BB&T-SunTrust deal prompts questions of overlap, culture

BB&T in Winston-Salem, North Carolina, has agreed to buy SunTrust Banks in Atlanta to create the sixth-biggest U.S. bank.

BB&T will pay $28.2 billion in an all-stock deal stock, giving it 57% of the combined company, which will be based in Charlotte, North Carolina. The biggest bank merger in 10 years, it will result in a juggernaut in the Southeast with $442 billion in assets and 10 million customer households.

Two advisors who work for SunTrust said uncertainty was the overriding feeling hours after the announcement. One worked in an area where there were nearby competing BB&T branches and questioned which bank would really be in charge of the wealth management unit. Both requested anonymity because they weren’t authorized to speak about the deal.

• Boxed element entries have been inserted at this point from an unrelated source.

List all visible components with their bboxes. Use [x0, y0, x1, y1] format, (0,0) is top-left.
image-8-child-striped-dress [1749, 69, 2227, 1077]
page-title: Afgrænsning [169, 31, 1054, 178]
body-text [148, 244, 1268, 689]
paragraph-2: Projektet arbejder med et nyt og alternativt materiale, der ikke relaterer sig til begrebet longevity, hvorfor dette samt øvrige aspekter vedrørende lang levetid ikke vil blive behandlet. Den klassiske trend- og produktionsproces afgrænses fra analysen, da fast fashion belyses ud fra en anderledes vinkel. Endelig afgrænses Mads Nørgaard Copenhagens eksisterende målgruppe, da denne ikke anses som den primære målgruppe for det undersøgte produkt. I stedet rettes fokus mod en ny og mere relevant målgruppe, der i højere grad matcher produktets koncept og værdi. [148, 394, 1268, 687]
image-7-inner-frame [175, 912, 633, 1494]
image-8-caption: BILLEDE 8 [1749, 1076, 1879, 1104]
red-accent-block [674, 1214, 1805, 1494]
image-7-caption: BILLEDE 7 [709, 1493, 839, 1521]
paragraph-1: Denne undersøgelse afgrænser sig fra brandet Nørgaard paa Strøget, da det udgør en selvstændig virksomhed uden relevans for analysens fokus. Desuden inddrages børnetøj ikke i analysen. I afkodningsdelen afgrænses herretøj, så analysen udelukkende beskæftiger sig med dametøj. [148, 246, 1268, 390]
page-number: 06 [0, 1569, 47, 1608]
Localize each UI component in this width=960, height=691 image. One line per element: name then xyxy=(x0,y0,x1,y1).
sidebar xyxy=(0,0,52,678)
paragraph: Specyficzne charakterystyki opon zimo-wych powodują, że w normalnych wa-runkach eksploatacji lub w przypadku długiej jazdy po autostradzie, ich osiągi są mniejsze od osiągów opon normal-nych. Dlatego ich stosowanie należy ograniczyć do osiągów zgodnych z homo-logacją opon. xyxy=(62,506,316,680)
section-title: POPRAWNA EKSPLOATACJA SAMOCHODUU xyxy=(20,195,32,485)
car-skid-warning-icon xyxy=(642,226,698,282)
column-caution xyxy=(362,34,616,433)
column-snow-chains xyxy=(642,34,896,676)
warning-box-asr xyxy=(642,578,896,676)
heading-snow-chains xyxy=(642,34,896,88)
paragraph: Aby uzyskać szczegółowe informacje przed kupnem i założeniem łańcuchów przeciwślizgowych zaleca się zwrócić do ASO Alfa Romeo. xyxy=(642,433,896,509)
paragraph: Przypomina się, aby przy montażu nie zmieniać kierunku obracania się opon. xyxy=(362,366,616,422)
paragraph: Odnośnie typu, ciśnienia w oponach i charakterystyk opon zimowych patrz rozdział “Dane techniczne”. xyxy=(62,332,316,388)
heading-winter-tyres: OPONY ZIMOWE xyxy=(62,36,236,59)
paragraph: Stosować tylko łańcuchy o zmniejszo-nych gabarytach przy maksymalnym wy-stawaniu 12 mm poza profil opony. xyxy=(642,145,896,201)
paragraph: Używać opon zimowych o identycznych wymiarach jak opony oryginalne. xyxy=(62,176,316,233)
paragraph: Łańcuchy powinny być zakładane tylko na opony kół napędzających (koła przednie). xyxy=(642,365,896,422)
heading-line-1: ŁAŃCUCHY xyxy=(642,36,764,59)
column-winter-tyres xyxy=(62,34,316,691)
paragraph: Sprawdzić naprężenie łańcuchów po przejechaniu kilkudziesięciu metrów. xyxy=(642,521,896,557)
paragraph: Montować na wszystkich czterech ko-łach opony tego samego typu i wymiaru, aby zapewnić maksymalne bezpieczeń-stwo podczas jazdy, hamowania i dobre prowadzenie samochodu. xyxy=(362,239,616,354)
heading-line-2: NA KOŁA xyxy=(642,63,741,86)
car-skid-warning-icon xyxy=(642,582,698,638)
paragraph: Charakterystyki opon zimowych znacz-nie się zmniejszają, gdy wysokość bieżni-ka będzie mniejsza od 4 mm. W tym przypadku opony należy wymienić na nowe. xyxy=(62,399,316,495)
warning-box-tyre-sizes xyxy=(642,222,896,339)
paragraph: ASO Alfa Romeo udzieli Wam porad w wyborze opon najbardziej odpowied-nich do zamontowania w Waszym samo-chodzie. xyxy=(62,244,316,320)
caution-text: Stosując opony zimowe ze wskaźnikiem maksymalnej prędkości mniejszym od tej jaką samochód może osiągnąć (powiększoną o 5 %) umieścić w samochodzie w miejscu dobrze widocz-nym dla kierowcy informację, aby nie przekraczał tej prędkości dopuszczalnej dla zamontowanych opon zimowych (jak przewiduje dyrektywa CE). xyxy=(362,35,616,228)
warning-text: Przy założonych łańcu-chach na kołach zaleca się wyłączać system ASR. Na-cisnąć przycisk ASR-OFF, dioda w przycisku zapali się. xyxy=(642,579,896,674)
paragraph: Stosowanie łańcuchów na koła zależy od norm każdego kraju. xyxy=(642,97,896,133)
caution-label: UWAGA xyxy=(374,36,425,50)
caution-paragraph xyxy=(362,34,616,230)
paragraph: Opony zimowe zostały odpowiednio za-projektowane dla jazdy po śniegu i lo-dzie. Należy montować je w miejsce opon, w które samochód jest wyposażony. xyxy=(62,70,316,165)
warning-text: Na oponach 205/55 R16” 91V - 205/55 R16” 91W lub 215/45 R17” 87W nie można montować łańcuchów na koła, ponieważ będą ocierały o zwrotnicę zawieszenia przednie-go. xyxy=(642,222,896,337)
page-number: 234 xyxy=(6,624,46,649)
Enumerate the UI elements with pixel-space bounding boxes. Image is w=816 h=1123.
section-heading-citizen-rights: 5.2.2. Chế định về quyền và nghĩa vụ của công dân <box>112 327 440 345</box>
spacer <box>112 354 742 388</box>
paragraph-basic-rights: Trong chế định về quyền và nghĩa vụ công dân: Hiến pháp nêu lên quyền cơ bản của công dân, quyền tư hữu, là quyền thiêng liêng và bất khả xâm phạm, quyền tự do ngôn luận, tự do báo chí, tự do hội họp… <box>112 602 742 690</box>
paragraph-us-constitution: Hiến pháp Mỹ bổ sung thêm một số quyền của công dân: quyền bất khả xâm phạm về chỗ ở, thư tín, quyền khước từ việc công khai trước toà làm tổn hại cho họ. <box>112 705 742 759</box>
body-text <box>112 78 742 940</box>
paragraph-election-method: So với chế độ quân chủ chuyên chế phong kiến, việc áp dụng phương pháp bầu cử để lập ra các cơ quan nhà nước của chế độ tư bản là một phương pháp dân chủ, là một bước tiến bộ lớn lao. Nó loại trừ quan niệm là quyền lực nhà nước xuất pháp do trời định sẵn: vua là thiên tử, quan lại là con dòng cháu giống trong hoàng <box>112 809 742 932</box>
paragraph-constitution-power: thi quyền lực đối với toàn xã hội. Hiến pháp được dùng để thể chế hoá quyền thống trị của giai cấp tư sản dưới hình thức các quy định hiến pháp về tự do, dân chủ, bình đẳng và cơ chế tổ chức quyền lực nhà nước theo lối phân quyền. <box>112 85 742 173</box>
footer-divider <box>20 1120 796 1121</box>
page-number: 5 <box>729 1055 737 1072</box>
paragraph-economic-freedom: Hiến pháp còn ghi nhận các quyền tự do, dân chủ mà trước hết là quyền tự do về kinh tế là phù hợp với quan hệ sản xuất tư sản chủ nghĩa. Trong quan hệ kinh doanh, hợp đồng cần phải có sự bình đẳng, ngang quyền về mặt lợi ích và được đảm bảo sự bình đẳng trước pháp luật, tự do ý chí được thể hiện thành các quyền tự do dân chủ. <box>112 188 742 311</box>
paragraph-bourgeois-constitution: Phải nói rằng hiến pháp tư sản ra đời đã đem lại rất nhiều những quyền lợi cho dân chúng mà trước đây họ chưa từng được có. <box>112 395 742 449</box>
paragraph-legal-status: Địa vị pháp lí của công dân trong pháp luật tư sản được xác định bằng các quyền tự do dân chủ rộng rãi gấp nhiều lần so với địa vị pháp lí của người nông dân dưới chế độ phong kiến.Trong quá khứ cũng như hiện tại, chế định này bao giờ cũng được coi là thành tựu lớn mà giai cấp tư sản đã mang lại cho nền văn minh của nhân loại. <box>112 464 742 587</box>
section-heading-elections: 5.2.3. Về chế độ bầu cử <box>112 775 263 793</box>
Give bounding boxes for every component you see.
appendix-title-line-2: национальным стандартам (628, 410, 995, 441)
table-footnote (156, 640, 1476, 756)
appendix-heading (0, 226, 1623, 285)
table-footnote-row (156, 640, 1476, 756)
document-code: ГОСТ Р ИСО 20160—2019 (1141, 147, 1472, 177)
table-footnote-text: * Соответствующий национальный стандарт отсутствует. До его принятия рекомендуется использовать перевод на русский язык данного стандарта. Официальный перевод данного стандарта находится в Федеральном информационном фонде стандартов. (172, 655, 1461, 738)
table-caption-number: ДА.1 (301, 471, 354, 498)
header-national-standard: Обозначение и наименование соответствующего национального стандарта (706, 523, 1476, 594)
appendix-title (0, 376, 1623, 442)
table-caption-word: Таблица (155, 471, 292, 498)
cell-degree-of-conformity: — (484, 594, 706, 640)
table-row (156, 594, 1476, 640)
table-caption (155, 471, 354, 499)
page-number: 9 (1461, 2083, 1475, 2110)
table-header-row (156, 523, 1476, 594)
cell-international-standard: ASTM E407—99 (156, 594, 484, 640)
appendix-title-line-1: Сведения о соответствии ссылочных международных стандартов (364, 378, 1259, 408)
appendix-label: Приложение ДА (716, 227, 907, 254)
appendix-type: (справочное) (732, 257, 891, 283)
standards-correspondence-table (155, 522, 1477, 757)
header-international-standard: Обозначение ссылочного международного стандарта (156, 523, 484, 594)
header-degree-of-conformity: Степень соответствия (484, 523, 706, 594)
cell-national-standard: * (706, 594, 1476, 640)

The deal puts the combined bank in the upper echelons of banking and allows it to compete the big national banks. But the overlap is a cause for concern.

One outside observer had some advice for them: Don’t believe what you’re hearing in these early days. Recruiter Rick Rummage said the real answers will take time to come out.

Among the biggest concerns: Will BB&T allow the SunTrust advisors to keep the same autonomy they now enjoy? Probably not, says Rummage. It would be a nice surprise if the acquirer decided to adopt the culture of the acquired, he said, but he’s not expecting it.

To be sure, Rummage says that BB&T has some positive attributes: the bank has a strong culture, spends money on training and tries not to fire employees after acquisitions.

BB&T-bloomberg
Signage is displayed at a BB&T Corp. bank branch in downtown Cincinnati, Ohio, U.S., on Wednesday, Jan. 10, 2018. BB&T is scheduled to release earnings figures on January 18. Photographer: Ty Wright/Bloomberg
Ty Wright/Bloomberg

That strong culture, however, will bring some frustrations to the SunTrust advisor force, he says. In general, BB&T is a very conservative bank and its salespeople don’t step outside the lines. More specifically, it doesn’t prize wealth management the same way SunTrust does.

Indeed, GenSpring Family Offices, which caters to UHNW clients, has been a crown jewel of SunTrust for nearly 20 years.

By contrast, BB&T, which owns regional brokerage Scott & Stringfellow in addition to its branch-based advisors, seems to view wealth management as an afterthought, Rummage says. Also, SunTrust tends to pay better, he notes.

Among the biggest concerns: Will BB&T allow the SunTrust advisors to keep the same autonomy they now enjoy?

Rob Blevins, a recruiter who has worked with SunTrust, says the two firms should blend well together, noting similarities in size and culture. “They’re both Southern banks, and they’re kind of super regionals,” he says.

But he agrees they've used different approaches in developing their wealth management units. SunTrust has also been more aggressive recruiting wirehouse talent, hiring a Wells Fargo team last year managing $500 million, while BB&T has been less aggressive in courting talent from the big firms.

Neither bank responded to requests for information, but in a press release, BB&T Chairman and CEO Kelly King said the transaction was “a true merger of equals and … an extraordinarily attractive financial proposition that provides the scale needed to compete and win in the rapidly evolving world of financial services.”

The companies expect to cut $1.6 billion in annual expenses by 2022, or roughly 12% of their current costs, according to the press release.

King will serve as CEO until September 2021 and as chairman through March 2022. He will remain on the board until the end of 2023. William Rogers Jr., SunTrust’s chairman and CEO, will serve as the company’s president and chief operating officer until he succeeds King as CEO. Rogers, who will join the board, will eventually succeed King as chairman.

The 14-member board and the executive management team will be evenly split between BB&T and SunTrust.

The appeal of the merger, Rummage notes, is scale. This puts the combined bank in the upper echelons of banking and allows it to compete the big national banks. But the overlap is a cause for concern. The combined bank will have 750 branches within 2 miles of another, he says. And it can cost $1.5 million a year to run a typical bank branch.

So even if advisors working at a branch targeted for closure are retrained and offered a new job, it may well not be a job they want, he says.

But overall the merger makes a lot of sense, according to Rummage. “For years, both BB&T and SunTrust have been takeover targets,” he notes.